Rethinking Donor Events

This week I was honored to teach fundraising at a United Way nonprofit capacity-building program. The room is always filled with organizations doing amazing work, and I learn so much from them!

We were talking about finding ease in donor engagement.

One group had planned a breakfast celebration with their youth program participants. During our discussion they rethought the event…

“What if we invited donors to the youth breakfast, so they can see the impact by connecting with young people in the program?”

Donors, meet our youth. Youth, meet our donors. Why not do both: Celebrate those your program supports and engage donors.

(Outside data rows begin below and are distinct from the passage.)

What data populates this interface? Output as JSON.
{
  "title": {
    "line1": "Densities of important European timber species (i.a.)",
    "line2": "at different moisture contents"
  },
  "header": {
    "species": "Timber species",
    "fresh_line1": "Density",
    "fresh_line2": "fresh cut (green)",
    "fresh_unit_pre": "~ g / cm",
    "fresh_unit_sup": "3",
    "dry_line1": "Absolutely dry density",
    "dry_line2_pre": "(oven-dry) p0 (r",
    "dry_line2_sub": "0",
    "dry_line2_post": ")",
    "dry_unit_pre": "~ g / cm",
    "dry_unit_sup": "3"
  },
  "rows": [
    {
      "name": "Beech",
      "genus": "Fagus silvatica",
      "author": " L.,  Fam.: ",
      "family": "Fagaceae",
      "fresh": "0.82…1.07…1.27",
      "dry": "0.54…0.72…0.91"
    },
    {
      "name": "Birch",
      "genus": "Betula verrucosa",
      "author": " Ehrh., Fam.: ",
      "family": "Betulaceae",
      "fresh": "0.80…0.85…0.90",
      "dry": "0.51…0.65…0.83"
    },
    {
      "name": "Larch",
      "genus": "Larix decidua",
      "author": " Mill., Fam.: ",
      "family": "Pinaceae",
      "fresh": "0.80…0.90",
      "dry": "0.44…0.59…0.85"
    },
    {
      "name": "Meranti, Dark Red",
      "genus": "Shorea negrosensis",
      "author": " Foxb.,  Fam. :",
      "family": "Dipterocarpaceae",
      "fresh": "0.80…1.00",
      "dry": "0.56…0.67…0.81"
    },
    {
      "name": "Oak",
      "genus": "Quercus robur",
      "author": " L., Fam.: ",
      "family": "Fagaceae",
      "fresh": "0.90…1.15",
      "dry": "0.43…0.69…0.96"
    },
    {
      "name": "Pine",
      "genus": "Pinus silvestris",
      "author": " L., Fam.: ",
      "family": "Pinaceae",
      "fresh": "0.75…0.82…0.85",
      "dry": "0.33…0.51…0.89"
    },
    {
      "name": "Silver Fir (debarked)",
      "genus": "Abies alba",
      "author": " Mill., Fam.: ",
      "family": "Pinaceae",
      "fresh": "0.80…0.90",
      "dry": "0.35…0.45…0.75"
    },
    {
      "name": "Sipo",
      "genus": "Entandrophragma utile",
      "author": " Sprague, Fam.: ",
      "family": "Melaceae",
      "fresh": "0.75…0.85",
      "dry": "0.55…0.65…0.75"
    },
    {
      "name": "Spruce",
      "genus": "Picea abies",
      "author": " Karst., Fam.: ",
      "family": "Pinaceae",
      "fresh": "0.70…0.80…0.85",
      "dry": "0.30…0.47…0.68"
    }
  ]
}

It’s interesting, unexpected, and offers a really beautiful human connection.

Brilliant! And who doesn’t like pancakes?

How To Make Donor Events Easy

Inspired by their creativity, I’ll add my suggestions for sanity-saving events. It doesn’t need to be difficult or expensive to give donors a chance to “show up,” get to know a nonprofit they like, and meet the people it impacts and, especially, those who make the work happen.

1. Repeat

If you’re doing it once, do something similar a few times. Not everyone will be available on the same day (and the second time is always easier to plan than the first). You could even do a single invitation with two dates. I’m willing to bet that donors would start looking forward to a semiannual gathering with youth.

2. Give it time to stick

There’s value to a donor in just being invited. If they don’t attend, they have no idea how many people were there or what they missed! So forge ahead for at least one year. Plan small, easy events two to four times to create some momentum, consistency, and visibility.

3. Keep it simple

For lots of reasons — including these articulated so well by the brilliant Armando Zumaya in this terrific article called “Kill Your Gala” — I am not a fan of big galas. (Boards may love them, but they’re a ton of work for staff. And, sadly, folks usually attend for social reasons, not because they’re drawn to your mission.)

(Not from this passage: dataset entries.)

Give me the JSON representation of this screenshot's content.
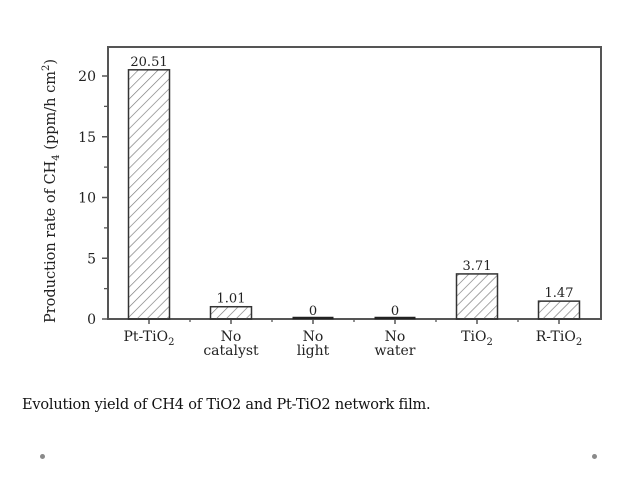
{
  "chart_data": {
    "type": "bar",
    "title": "",
    "categories": [
      "Pt-TiO2",
      "No catalyst",
      "No light",
      "No water",
      "TiO2",
      "R-TiO2"
    ],
    "category_labels": [
      {
        "line1": "Pt-TiO",
        "sub": "2",
        "line2": ""
      },
      {
        "line1": "No",
        "sub": "",
        "line2": "catalyst"
      },
      {
        "line1": "No",
        "sub": "",
        "line2": "light"
      },
      {
        "line1": "No",
        "sub": "",
        "line2": "water"
      },
      {
        "line1": "TiO",
        "sub": "2",
        "line2": ""
      },
      {
        "line1": "R-TiO",
        "sub": "2",
        "line2": ""
      }
    ],
    "values": [
      20.51,
      1.01,
      0,
      0,
      3.71,
      1.47
    ],
    "data_labels": [
      "20.51",
      "1.01",
      "0",
      "0",
      "3.71",
      "1.47"
    ],
    "xlabel": "",
    "ylabel": "Production rate of CH4 (ppm/h cm2)",
    "ylabel_parts": {
      "prefix": "Production rate of CH",
      "sub": "4",
      "mid": " (ppm/h cm",
      "sup": "2",
      "suffix": ")"
    },
    "ylim": [
      0,
      22.5
    ],
    "yticks": [
      0,
      5,
      10,
      15,
      20
    ],
    "yminor_ticks": [
      2.5,
      7.5,
      12.5,
      17.5
    ],
    "grid": false,
    "legend": null,
    "bar_pattern": "diagonal-hatch"
  },
  "caption": "Evolution yield of CH4  of TiO2 and Pt-TiO2 network film.",
  "colors": {
    "axis": "#555555",
    "bar_edge": "#333333",
    "hatch": "#777777",
    "text": "#222222",
    "bullet": "#8a8a8a"
  }
}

Consider something simpler instead, like the board-hosted gathering suggested in last week’s blog(Side note: Board members play such an important role in supporting good donor events: as sounding boards and as hosts. Utilize this resource!)

4. Leverage what’s in the news

I love the idea of a quarterly (or, better yet, monthly) online Fireside Chat or Brown Bag Virtual Lunch with the Executive Director. I’ll bet your ED wouldn’t even need to prepare — this is what they do all day. There are a lot of changes happening around us, and your donors care how they affect you. This is a timely, easy, and engaging way to tell them.


Play with some ideas, try something new, and have fun.

Whether eight or 80 donors show up to your breakfast event or Zoom lunch with the ED, they’re the right donors: they are interested in what you do.

After all, would you rather run through a required list of gala VIPs or spontaneously chat over coffee and pancakes to learn how a donor came to care about your work?